Llevaba mucho tiempo dando tumbos por mi vida, buscando ese algo que me hiciera vibrar, intentando encontrarme en cada decisión y no era capaz de sentirme completamente a gusto conmigo misma. Caminaba sin rumbo, mirando hacia los lados sin saber dónde estaba y sobre todo, sin saber a dónde iba. Tantos años machacándome por todo, exigiéndome más y sin valorarme hicieron mella en mi mente y en mi cuerpo. Me agoté.

Me agoté de hacerme daño, de sentirme insignificante, de compararme con el resto del mundo y de pensar que no avanzaba. Y al final, lo que me hacía quedarme paralizada era yo misma, así que un día me armé de valor y empecé a hacerme preguntas: ¿por qué no me quiero? ¿qué está fallando? ¿soy feliz? ¿qué quiero cambiar?

La respuesta a todas esas preguntas era muy sencilla. El problema de todo era yo, pero no por mí, no por lo que soy, no por lo que hago, sino porque por una razón que aún no alcanzo a comprender no podía apreciar todas las cosas bonitas de mí misma, pese a que la gente que me rodeaba me las repetía constantemente.

Es como si necesitara dolerme para sentirme viva.

Y de repente me vi envuelta en una de esas situaciones en las que no queda otra que ser valiente: Estaba sentada en un sofá frente a alguien que me había hecho sentir diferente, que creía que me había aceptado tal como era y al que no le importaban mis cicatrices, ni mi pasado. Por fin era yo misma sin importarme nada más, hasta que de su boca salió un caramelito que hizo que mi vida cambiara desde entonces. Con dos cojones me dijo “No estoy preparado para tener una novia gorda”.

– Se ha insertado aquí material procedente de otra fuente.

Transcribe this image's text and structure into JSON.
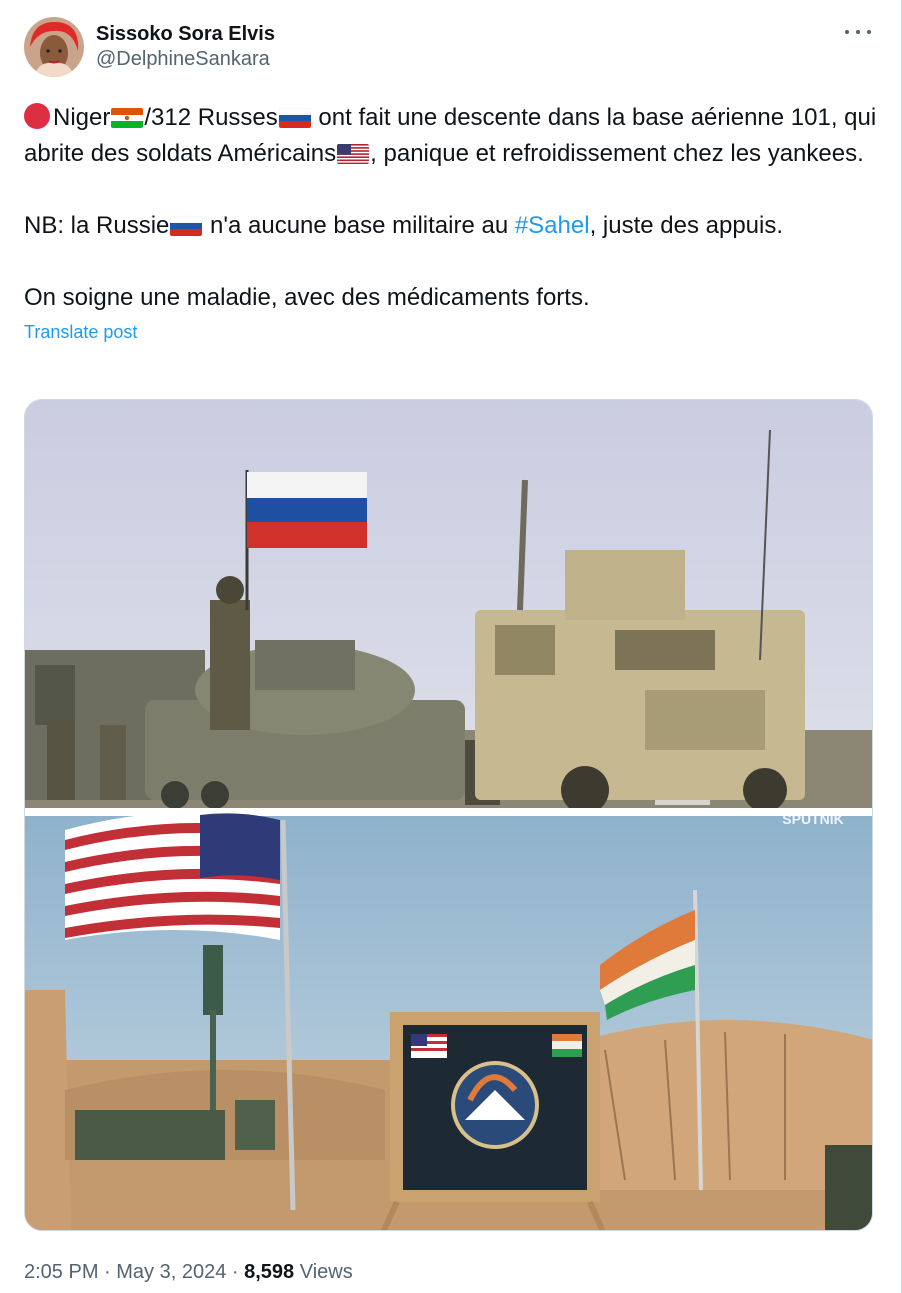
{
  "author": {
    "display_name": "Sissoko Sora Elvis",
    "handle": "@DelphineSankara"
  },
  "post": {
    "line1_a": "Niger",
    "line1_b": "/312 Russes",
    "line1_c": " ont fait une descente dans la base aérienne 101, qui abrite des soldats Américains",
    "line1_d": ", panique et refroidissement chez les yankees.",
    "line2_a": "NB: la Russie",
    "line2_b": " n'a aucune base militaire au ",
    "line2_hashtag": "#Sahel",
    "line2_c": ", juste des appuis.",
    "line3": "On soigne une maladie, avec des médicaments forts."
  },
  "translate_label": "Translate post",
  "media": {
    "watermark": "SPUTNIK",
    "alt": "Russian and American military vehicles; US and Niger flags at an air base"
  },
  "meta": {
    "time": "2:05 PM",
    "date": "May 3, 2024",
    "views_count": "8,598",
    "views_label": "Views",
    "separator": " · "
  },
  "colors": {
    "link": "#1d9bf0",
    "secondary_text": "#536471",
    "primary_text": "#0f1419"
  },
  "icons": [
    "more-options-icon",
    "red-circle-emoji",
    "niger-flag-emoji",
    "russia-flag-emoji",
    "usa-flag-emoji"
  ]
}
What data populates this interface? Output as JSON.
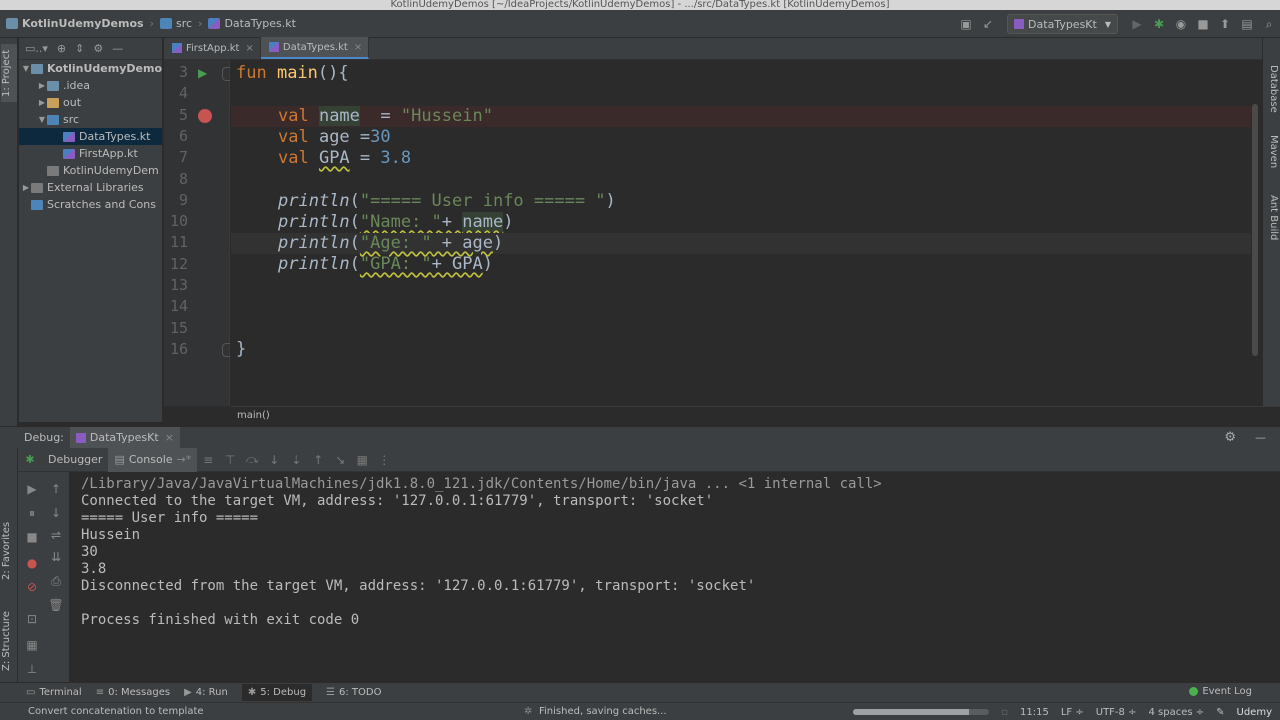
{
  "window_title": "KotlinUdemyDemos [~/IdeaProjects/KotlinUdemyDemos] - .../src/DataTypes.kt [KotlinUdemyDemos]",
  "breadcrumbs": [
    "KotlinUdemyDemos",
    "src",
    "DataTypes.kt"
  ],
  "run_config": "DataTypesKt",
  "left_strip": {
    "project": "1: Project",
    "favorites": "2: Favorites",
    "structure": "Z: Structure"
  },
  "right_strip": {
    "database": "Database",
    "maven": "Maven",
    "ant": "Ant Build"
  },
  "project_tree": [
    {
      "label": "KotlinUdemyDemo",
      "depth": 0,
      "arrow": "▼",
      "icon": "folder",
      "bold": true
    },
    {
      "label": ".idea",
      "depth": 1,
      "arrow": "▶",
      "icon": "folder"
    },
    {
      "label": "out",
      "depth": 1,
      "arrow": "▶",
      "icon": "folder-orange"
    },
    {
      "label": "src",
      "depth": 1,
      "arrow": "▼",
      "icon": "folder-blue"
    },
    {
      "label": "DataTypes.kt",
      "depth": 2,
      "arrow": "",
      "icon": "kotlin-file",
      "selected": true
    },
    {
      "label": "FirstApp.kt",
      "depth": 2,
      "arrow": "",
      "icon": "kotlin-file"
    },
    {
      "label": "KotlinUdemyDem",
      "depth": 1,
      "arrow": "",
      "icon": "module-file"
    },
    {
      "label": "External Libraries",
      "depth": 0,
      "arrow": "▶",
      "icon": "library"
    },
    {
      "label": "Scratches and Cons",
      "depth": 0,
      "arrow": "",
      "icon": "scratch"
    }
  ],
  "editor_tabs": [
    {
      "label": "FirstApp.kt",
      "active": false
    },
    {
      "label": "DataTypes.kt",
      "active": true
    }
  ],
  "line_numbers": [
    "3",
    "4",
    "5",
    "6",
    "7",
    "8",
    "9",
    "10",
    "11",
    "12",
    "13",
    "14",
    "15",
    "16"
  ],
  "code": {
    "l3": {
      "kw": "fun ",
      "fn": "main",
      "rest": "(){"
    },
    "l5": {
      "kw": "val ",
      "name": "name",
      "mid": "  = ",
      "str": "\"Hussein\""
    },
    "l6": {
      "kw": "val ",
      "name": "age",
      "mid": " =",
      "num": "30"
    },
    "l7": {
      "kw": "val ",
      "name": "GPA",
      "mid": " = ",
      "num": "3.8"
    },
    "l9": {
      "fn": "println",
      "open": "(",
      "str": "\"===== User info ===== \"",
      "close": ")"
    },
    "l10": {
      "fn": "println",
      "open": "(",
      "str": "\"Name: \"",
      "mid": "+ ",
      "var": "name",
      "close": ")"
    },
    "l11": {
      "fn": "println",
      "open": "(",
      "str": "\"Age: \"",
      "mid": " + age",
      "close": ")"
    },
    "l12": {
      "fn": "println",
      "open": "(",
      "str": "\"GPA: \"",
      "mid": "+ GPA",
      "close": ")"
    },
    "l16": "}"
  },
  "editor_breadcrumb": "main()",
  "debug": {
    "label": "Debug:",
    "config_tab": "DataTypesKt",
    "debugger_tab": "Debugger",
    "console_tab": "Console"
  },
  "console_lines": [
    "/Library/Java/JavaVirtualMachines/jdk1.8.0_121.jdk/Contents/Home/bin/java ... <1 internal call>",
    "Connected to the target VM, address: '127.0.0.1:61779', transport: 'socket'",
    "===== User info =====",
    "Hussein",
    "30",
    "3.8",
    "Disconnected from the target VM, address: '127.0.0.1:61779', transport: 'socket'",
    "",
    "Process finished with exit code 0"
  ],
  "bottom_tabs": [
    {
      "label": "Terminal",
      "active": false
    },
    {
      "label": "0: Messages",
      "active": false
    },
    {
      "label": "4: Run",
      "active": false
    },
    {
      "label": "5: Debug",
      "active": true
    },
    {
      "label": "6: TODO",
      "active": false
    }
  ],
  "event_log": "Event Log",
  "status": {
    "left": "Convert concatenation to template",
    "task": "Finished, saving caches...",
    "progress": 0.85,
    "position": "11:15",
    "line_sep": "LF ÷",
    "encoding": "UTF-8 ÷",
    "indent": "4 spaces ÷",
    "watermark": "Udemy"
  },
  "colors": {
    "breakpoint": "#c75450",
    "accent": "#4a88c7",
    "run": "#499c54"
  }
}
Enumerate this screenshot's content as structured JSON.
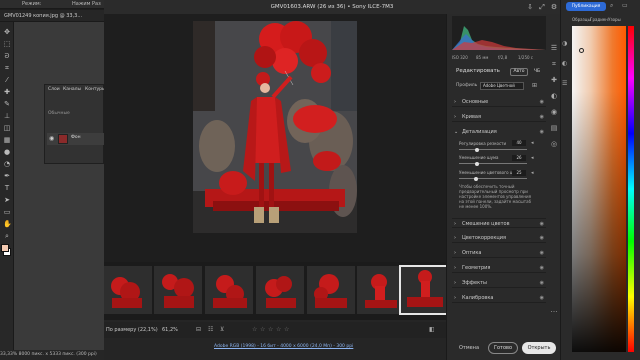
{
  "ps": {
    "options": [
      "Режим:",
      "Нажим",
      "Раз"
    ],
    "tabs": [
      "GMV01249 копия.jpg @ 33,3..."
    ],
    "layers_tabs": [
      "Слои",
      "Каналы",
      "Контуры"
    ],
    "layer_kind": "Обычные",
    "layer_name": "Фон",
    "status": "33,33%    8000 пикс. x 5333 пикс. (300 ppi)"
  },
  "acr": {
    "title": "GMV01603.ARW (26 из 36)  •  Sony ILCE-7M3",
    "fit_label": "По размеру (22,1%)",
    "zoom_label": "61,2%",
    "footer_info": "Adobe RGB (1998) - 16 бит - 4000 x 6000 (24,0 Мп) - 300 ppi",
    "stars": [
      "☆",
      "☆",
      "☆",
      "☆",
      "☆"
    ],
    "exif": {
      "iso": "ISO 320",
      "focal": "85 мм",
      "aperture": "f/2,8",
      "shutter": "1/250 с"
    },
    "edit": {
      "label": "Редактировать",
      "auto": "Авто",
      "bw": "ЧБ"
    },
    "profile": {
      "label": "Профиль",
      "value": "Adobe Цветной"
    },
    "sections": {
      "basic": "Основные",
      "curve": "Кривая",
      "detail": "Детализация",
      "mixer": "Смешение цветов",
      "color_grading": "Цветокоррекция",
      "optics": "Оптика",
      "geometry": "Геометрия",
      "effects": "Эффекты",
      "calibration": "Калибровка"
    },
    "sliders": [
      {
        "label": "Регулировка резкости",
        "value": "40",
        "fraction": 0.27
      },
      {
        "label": "Уменьшение шума",
        "value": "26",
        "fraction": 0.26
      },
      {
        "label": "Уменьшение цветового шу...",
        "value": "25",
        "fraction": 0.25
      }
    ],
    "note": "Чтобы обеспечить точный предварительный просмотр при настройке элементов управления на этой панели, задайте масштаб не менее 100%.",
    "buttons": {
      "cancel": "Отмена",
      "done": "Готово",
      "open": "Открыть"
    }
  },
  "cp": {
    "share": "Публикация",
    "tabs": [
      "Образцы",
      "Градиен",
      "Узоры"
    ]
  }
}
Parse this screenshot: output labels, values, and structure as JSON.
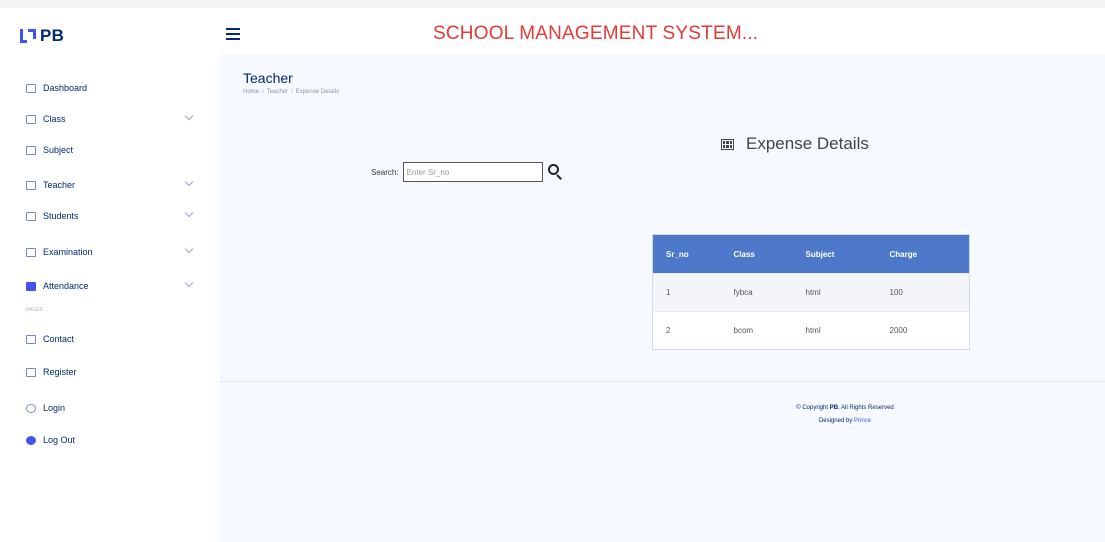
{
  "header": {
    "logo_text": "PB",
    "app_title": "SCHOOL MANAGEMENT SYSTEM..."
  },
  "sidebar": {
    "items": [
      {
        "label": "Dashboard",
        "icon": "grid-icon",
        "has_chevron": false
      },
      {
        "label": "Class",
        "icon": "building-icon",
        "has_chevron": true
      },
      {
        "label": "Subject",
        "icon": "layout-icon",
        "has_chevron": false
      },
      {
        "label": "Teacher",
        "icon": "person-icon",
        "has_chevron": true
      },
      {
        "label": "Students",
        "icon": "people-icon",
        "has_chevron": true
      },
      {
        "label": "Examination",
        "icon": "list-icon",
        "has_chevron": true
      },
      {
        "label": "Attendance",
        "icon": "chart-icon",
        "has_chevron": true
      },
      {
        "label": "Contact",
        "icon": "envelope-icon",
        "has_chevron": false
      },
      {
        "label": "Register",
        "icon": "card-icon",
        "has_chevron": false
      },
      {
        "label": "Login",
        "icon": "login-icon",
        "has_chevron": false
      },
      {
        "label": "Log Out",
        "icon": "gear-icon",
        "has_chevron": false
      }
    ],
    "heading": "Pages"
  },
  "main": {
    "page_title": "Teacher",
    "breadcrumb": [
      "Home",
      "Teacher",
      "Expense Details"
    ],
    "search": {
      "label": "Search:",
      "placeholder": "Enter Sr_no"
    },
    "section_title": "Expense Details",
    "table": {
      "columns": [
        "Sr_no",
        "Class",
        "Subject",
        "Charge"
      ],
      "rows": [
        [
          "1",
          "fybca",
          "html",
          "100"
        ],
        [
          "2",
          "bcom",
          "html",
          "2000"
        ]
      ]
    }
  },
  "footer": {
    "copyright_prefix": "© Copyright",
    "brand": "PB",
    "rights": ". All Rights Reserved",
    "designed_by": "Designed by",
    "designer": "Prince"
  },
  "colors": {
    "accent": "#4154f1",
    "title_red": "#e53935",
    "table_header": "#4e78c9",
    "navy": "#012970"
  }
}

Ahí, ahí es donde fui valiente. Ahí es donde el mundo se paró un instante y salió todo el amor propio que tenía reprimido. ¿Cómo era posible que la persona que me había enseñado las herramientas para quererme me lo intentara arrebatar?

En ese momento me reconstruí, sonreí, y defendí con dientes y uñas cada poro de mi piel. Fue en un segundo cuando todo cambió, porque ya no se trataba de un gilipollas diciendo gilipolleces, se trataba de mí, de muchos años de lucha interna que se habían acabado.

Desde entonces aprendí que el amor propio es el digno, que mis miedos, mis inseguridades, mi cuerpo y mi cabeza son preciosos. Son tan preciosos que no se merecen ese desprecio que les he dado y que cada una de las cosas que me hacen imperfecta son precisamente lo que me hacen única.

A partir de ese día dejó de importarme lo que los demás opinaran de mí, y desde entonces nunca más he vuelto a sentirme pequeña. He aprendido que como yo nadie va a entenderme, y que lo que el mundo ve de mí es lo que yo enseño.

Ahora mi vida es maravillosa porque pese a los problemas, soy un equipo formado por mí misma.

Así que no me queda otra que darme las gracias por perdonarme y por querer comerme el mundo, aunque engorde.